Real Content and Artifact Tags for Accessibility

EconometricsBySimulation commented 1 year ago

Dear Creators,

FPDF2 is awesome! Thank you very much!

I am attempting to generate pdfs which are Accessible in US Federal Government terms that means 508 compliant.

I am getting one major issue using the current version of FPDF2. Using Adobe Acrobat Pro to check Accessibility:

I get the error: "Tagged contents - Failed" Element 1 Element 2 etc.

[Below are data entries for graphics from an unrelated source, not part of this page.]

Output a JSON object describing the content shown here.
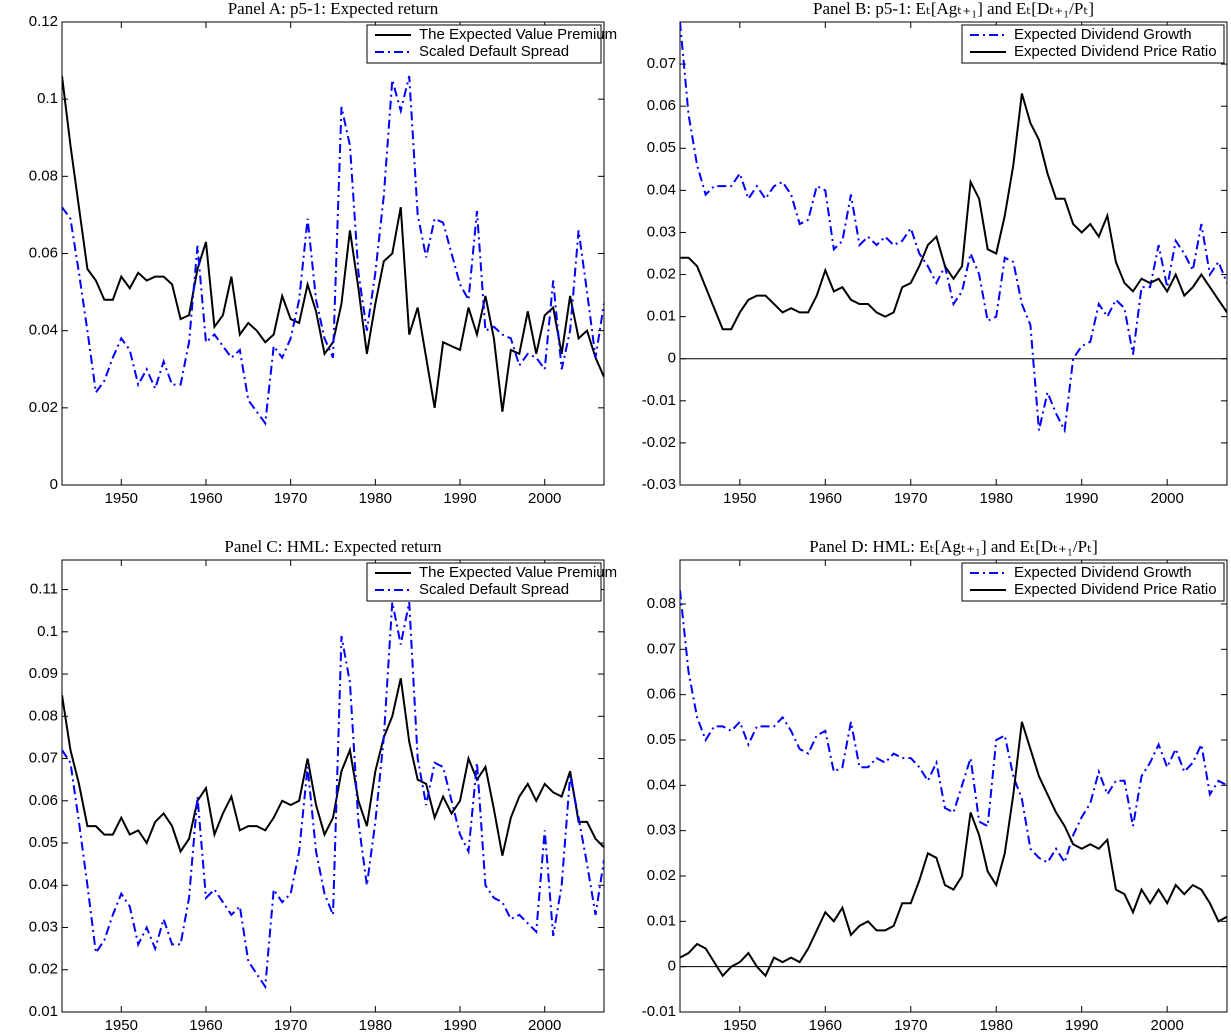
{
  "chart_data": [
    {
      "type": "line",
      "title": "Panel A: p5-1: Expected return",
      "legend": "upper right",
      "x": [
        1943,
        1944,
        1945,
        1946,
        1947,
        1948,
        1949,
        1950,
        1951,
        1952,
        1953,
        1954,
        1955,
        1956,
        1957,
        1958,
        1959,
        1960,
        1961,
        1962,
        1963,
        1964,
        1965,
        1966,
        1967,
        1968,
        1969,
        1970,
        1971,
        1972,
        1973,
        1974,
        1975,
        1976,
        1977,
        1978,
        1979,
        1980,
        1981,
        1982,
        1983,
        1984,
        1985,
        1986,
        1987,
        1988,
        1989,
        1990,
        1991,
        1992,
        1993,
        1994,
        1995,
        1996,
        1997,
        1998,
        1999,
        2000,
        2001,
        2002,
        2003,
        2004,
        2005,
        2006,
        2007
      ],
      "xlim": [
        1943,
        2007
      ],
      "xticks": [
        1950,
        1960,
        1970,
        1980,
        1990,
        2000
      ],
      "ylim": [
        0,
        0.12
      ],
      "yticks": [
        0,
        0.02,
        0.04,
        0.06,
        0.08,
        0.1,
        0.12
      ],
      "series": [
        {
          "name": "The Expected Value Premium",
          "color": "#000000",
          "style": "solid",
          "values": [
            0.106,
            0.088,
            0.072,
            0.056,
            0.053,
            0.048,
            0.048,
            0.054,
            0.051,
            0.055,
            0.053,
            0.054,
            0.054,
            0.052,
            0.043,
            0.044,
            0.056,
            0.063,
            0.041,
            0.044,
            0.054,
            0.039,
            0.042,
            0.04,
            0.037,
            0.039,
            0.049,
            0.043,
            0.042,
            0.052,
            0.045,
            0.034,
            0.037,
            0.047,
            0.066,
            0.051,
            0.034,
            0.047,
            0.058,
            0.06,
            0.072,
            0.039,
            0.046,
            0.033,
            0.02,
            0.037,
            0.036,
            0.035,
            0.046,
            0.039,
            0.049,
            0.038,
            0.019,
            0.035,
            0.034,
            0.045,
            0.034,
            0.044,
            0.046,
            0.034,
            0.049,
            0.038,
            0.04,
            0.033,
            0.028
          ]
        },
        {
          "name": "Scaled Default Spread",
          "color": "#0000ff",
          "style": "dash-dot",
          "values": [
            0.072,
            0.069,
            0.055,
            0.04,
            0.024,
            0.027,
            0.033,
            0.038,
            0.035,
            0.026,
            0.03,
            0.025,
            0.032,
            0.026,
            0.026,
            0.037,
            0.062,
            0.037,
            0.039,
            0.036,
            0.033,
            0.035,
            0.022,
            0.019,
            0.016,
            0.036,
            0.033,
            0.038,
            0.048,
            0.069,
            0.048,
            0.038,
            0.033,
            0.098,
            0.088,
            0.055,
            0.04,
            0.055,
            0.075,
            0.105,
            0.097,
            0.106,
            0.07,
            0.059,
            0.069,
            0.068,
            0.06,
            0.052,
            0.048,
            0.071,
            0.04,
            0.041,
            0.039,
            0.038,
            0.031,
            0.034,
            0.033,
            0.03,
            0.053,
            0.03,
            0.04,
            0.066,
            0.05,
            0.033,
            0.047
          ]
        }
      ]
    },
    {
      "type": "line",
      "title": "Panel B: p5-1: Eₜ[Agₜ₊₁] and Eₜ[Dₜ₊₁/Pₜ]",
      "legend": "upper right",
      "reference_line": 0,
      "x": [
        1943,
        1944,
        1945,
        1946,
        1947,
        1948,
        1949,
        1950,
        1951,
        1952,
        1953,
        1954,
        1955,
        1956,
        1957,
        1958,
        1959,
        1960,
        1961,
        1962,
        1963,
        1964,
        1965,
        1966,
        1967,
        1968,
        1969,
        1970,
        1971,
        1972,
        1973,
        1974,
        1975,
        1976,
        1977,
        1978,
        1979,
        1980,
        1981,
        1982,
        1983,
        1984,
        1985,
        1986,
        1987,
        1988,
        1989,
        1990,
        1991,
        1992,
        1993,
        1994,
        1995,
        1996,
        1997,
        1998,
        1999,
        2000,
        2001,
        2002,
        2003,
        2004,
        2005,
        2006,
        2007
      ],
      "xlim": [
        1943,
        2007
      ],
      "xticks": [
        1950,
        1960,
        1970,
        1980,
        1990,
        2000
      ],
      "ylim": [
        -0.03,
        0.08
      ],
      "yticks": [
        -0.03,
        -0.02,
        -0.01,
        0,
        0.01,
        0.02,
        0.03,
        0.04,
        0.05,
        0.06,
        0.07
      ],
      "series": [
        {
          "name": "Expected Dividend Growth",
          "color": "#0000ff",
          "style": "dash-dot",
          "values": [
            0.08,
            0.058,
            0.046,
            0.039,
            0.041,
            0.041,
            0.041,
            0.044,
            0.038,
            0.041,
            0.038,
            0.041,
            0.042,
            0.039,
            0.032,
            0.033,
            0.041,
            0.04,
            0.026,
            0.028,
            0.039,
            0.027,
            0.029,
            0.027,
            0.029,
            0.027,
            0.028,
            0.031,
            0.025,
            0.022,
            0.018,
            0.022,
            0.013,
            0.016,
            0.025,
            0.02,
            0.009,
            0.01,
            0.024,
            0.023,
            0.013,
            0.008,
            -0.017,
            -0.008,
            -0.013,
            -0.017,
            0.0,
            0.003,
            0.004,
            0.013,
            0.01,
            0.014,
            0.012,
            0.001,
            0.017,
            0.017,
            0.027,
            0.017,
            0.028,
            0.025,
            0.021,
            0.032,
            0.02,
            0.023,
            0.018
          ]
        },
        {
          "name": "Expected Dividend Price Ratio",
          "color": "#000000",
          "style": "solid",
          "values": [
            0.024,
            0.024,
            0.022,
            0.017,
            0.012,
            0.007,
            0.007,
            0.011,
            0.014,
            0.015,
            0.015,
            0.013,
            0.011,
            0.012,
            0.011,
            0.011,
            0.015,
            0.021,
            0.016,
            0.017,
            0.014,
            0.013,
            0.013,
            0.011,
            0.01,
            0.011,
            0.017,
            0.018,
            0.022,
            0.027,
            0.029,
            0.022,
            0.019,
            0.022,
            0.042,
            0.038,
            0.026,
            0.025,
            0.034,
            0.046,
            0.063,
            0.056,
            0.052,
            0.044,
            0.038,
            0.038,
            0.032,
            0.03,
            0.032,
            0.029,
            0.034,
            0.023,
            0.018,
            0.016,
            0.019,
            0.018,
            0.019,
            0.016,
            0.02,
            0.015,
            0.017,
            0.02,
            0.017,
            0.014,
            0.011
          ]
        }
      ]
    },
    {
      "type": "line",
      "title": "Panel C: HML: Expected return",
      "legend": "upper right",
      "x": [
        1943,
        1944,
        1945,
        1946,
        1947,
        1948,
        1949,
        1950,
        1951,
        1952,
        1953,
        1954,
        1955,
        1956,
        1957,
        1958,
        1959,
        1960,
        1961,
        1962,
        1963,
        1964,
        1965,
        1966,
        1967,
        1968,
        1969,
        1970,
        1971,
        1972,
        1973,
        1974,
        1975,
        1976,
        1977,
        1978,
        1979,
        1980,
        1981,
        1982,
        1983,
        1984,
        1985,
        1986,
        1987,
        1988,
        1989,
        1990,
        1991,
        1992,
        1993,
        1994,
        1995,
        1996,
        1997,
        1998,
        1999,
        2000,
        2001,
        2002,
        2003,
        2004,
        2005,
        2006,
        2007
      ],
      "xlim": [
        1943,
        2007
      ],
      "xticks": [
        1950,
        1960,
        1970,
        1980,
        1990,
        2000
      ],
      "ylim": [
        0.01,
        0.117
      ],
      "yticks": [
        0.01,
        0.02,
        0.03,
        0.04,
        0.05,
        0.06,
        0.07,
        0.08,
        0.09,
        0.1,
        0.11
      ],
      "series": [
        {
          "name": "The Expected Value Premium",
          "color": "#000000",
          "style": "solid",
          "values": [
            0.085,
            0.072,
            0.064,
            0.054,
            0.054,
            0.052,
            0.052,
            0.056,
            0.052,
            0.053,
            0.05,
            0.055,
            0.057,
            0.054,
            0.048,
            0.051,
            0.06,
            0.063,
            0.052,
            0.057,
            0.061,
            0.053,
            0.054,
            0.054,
            0.053,
            0.056,
            0.06,
            0.059,
            0.06,
            0.07,
            0.059,
            0.052,
            0.056,
            0.067,
            0.072,
            0.06,
            0.054,
            0.067,
            0.075,
            0.08,
            0.089,
            0.074,
            0.065,
            0.064,
            0.056,
            0.061,
            0.057,
            0.06,
            0.07,
            0.065,
            0.068,
            0.058,
            0.047,
            0.056,
            0.061,
            0.064,
            0.06,
            0.064,
            0.062,
            0.061,
            0.067,
            0.055,
            0.055,
            0.051,
            0.049
          ]
        },
        {
          "name": "Scaled Default Spread",
          "color": "#0000ff",
          "style": "dash-dot",
          "values": [
            0.072,
            0.069,
            0.055,
            0.04,
            0.024,
            0.027,
            0.033,
            0.038,
            0.035,
            0.026,
            0.03,
            0.025,
            0.032,
            0.026,
            0.026,
            0.037,
            0.061,
            0.037,
            0.039,
            0.036,
            0.033,
            0.035,
            0.022,
            0.019,
            0.016,
            0.039,
            0.036,
            0.038,
            0.048,
            0.068,
            0.048,
            0.038,
            0.033,
            0.099,
            0.088,
            0.055,
            0.04,
            0.055,
            0.075,
            0.107,
            0.097,
            0.107,
            0.07,
            0.059,
            0.069,
            0.068,
            0.06,
            0.052,
            0.048,
            0.069,
            0.04,
            0.037,
            0.036,
            0.032,
            0.033,
            0.031,
            0.029,
            0.053,
            0.028,
            0.04,
            0.066,
            0.056,
            0.045,
            0.033,
            0.046
          ]
        }
      ]
    },
    {
      "type": "line",
      "title": "Panel D: HML: Eₜ[Agₜ₊₁] and Eₜ[Dₜ₊₁/Pₜ]",
      "legend": "upper right",
      "reference_line": 0,
      "x": [
        1943,
        1944,
        1945,
        1946,
        1947,
        1948,
        1949,
        1950,
        1951,
        1952,
        1953,
        1954,
        1955,
        1956,
        1957,
        1958,
        1959,
        1960,
        1961,
        1962,
        1963,
        1964,
        1965,
        1966,
        1967,
        1968,
        1969,
        1970,
        1971,
        1972,
        1973,
        1974,
        1975,
        1976,
        1977,
        1978,
        1979,
        1980,
        1981,
        1982,
        1983,
        1984,
        1985,
        1986,
        1987,
        1988,
        1989,
        1990,
        1991,
        1992,
        1993,
        1994,
        1995,
        1996,
        1997,
        1998,
        1999,
        2000,
        2001,
        2002,
        2003,
        2004,
        2005,
        2006,
        2007
      ],
      "xlim": [
        1943,
        2007
      ],
      "xticks": [
        1950,
        1960,
        1970,
        1980,
        1990,
        2000
      ],
      "ylim": [
        -0.01,
        0.0897
      ],
      "yticks": [
        -0.01,
        0,
        0.01,
        0.02,
        0.03,
        0.04,
        0.05,
        0.06,
        0.07,
        0.08
      ],
      "series": [
        {
          "name": "Expected Dividend Growth",
          "color": "#0000ff",
          "style": "dash-dot",
          "values": [
            0.083,
            0.065,
            0.055,
            0.05,
            0.053,
            0.053,
            0.052,
            0.054,
            0.049,
            0.053,
            0.053,
            0.053,
            0.055,
            0.052,
            0.048,
            0.047,
            0.051,
            0.052,
            0.043,
            0.044,
            0.054,
            0.044,
            0.044,
            0.046,
            0.045,
            0.047,
            0.046,
            0.046,
            0.044,
            0.041,
            0.045,
            0.035,
            0.034,
            0.04,
            0.046,
            0.032,
            0.031,
            0.05,
            0.051,
            0.042,
            0.037,
            0.026,
            0.024,
            0.023,
            0.026,
            0.023,
            0.029,
            0.033,
            0.036,
            0.043,
            0.038,
            0.041,
            0.041,
            0.031,
            0.042,
            0.045,
            0.049,
            0.044,
            0.048,
            0.043,
            0.045,
            0.049,
            0.038,
            0.041,
            0.04
          ]
        },
        {
          "name": "Expected Dividend Price Ratio",
          "color": "#000000",
          "style": "solid",
          "values": [
            0.002,
            0.003,
            0.005,
            0.004,
            0.001,
            -0.002,
            0.0,
            0.001,
            0.003,
            0.0,
            -0.002,
            0.002,
            0.001,
            0.002,
            0.001,
            0.004,
            0.008,
            0.012,
            0.01,
            0.013,
            0.007,
            0.009,
            0.01,
            0.008,
            0.008,
            0.009,
            0.014,
            0.014,
            0.019,
            0.025,
            0.024,
            0.018,
            0.017,
            0.02,
            0.034,
            0.029,
            0.021,
            0.018,
            0.025,
            0.038,
            0.054,
            0.048,
            0.042,
            0.038,
            0.034,
            0.031,
            0.027,
            0.026,
            0.027,
            0.026,
            0.028,
            0.017,
            0.016,
            0.012,
            0.017,
            0.014,
            0.017,
            0.014,
            0.018,
            0.016,
            0.018,
            0.017,
            0.014,
            0.01,
            0.011
          ]
        }
      ]
    }
  ]
}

These are basically every time I used the pdf.cell() function. Apparently these values need to be tagged as either "Artifacts" or some kind of real content. I am not supper familiar with tags but I looked at this website for reference: https://accessible-pdf.info/basics/general/overview-of-the-pdf-tags

Outside of that there are two things that don't quite work as expected:

The "TItle" despite being set with set_title() is not by default recognized by Acrobat. When I say, "fit it" it seems to correct it with not issue without asking me for a title so I think it is finding something. But it is not quite right.
It would be very helpful to be able to set the "tab order". This seems to be something that I can right click on "Fix" in acrobat like the title and it seems to work.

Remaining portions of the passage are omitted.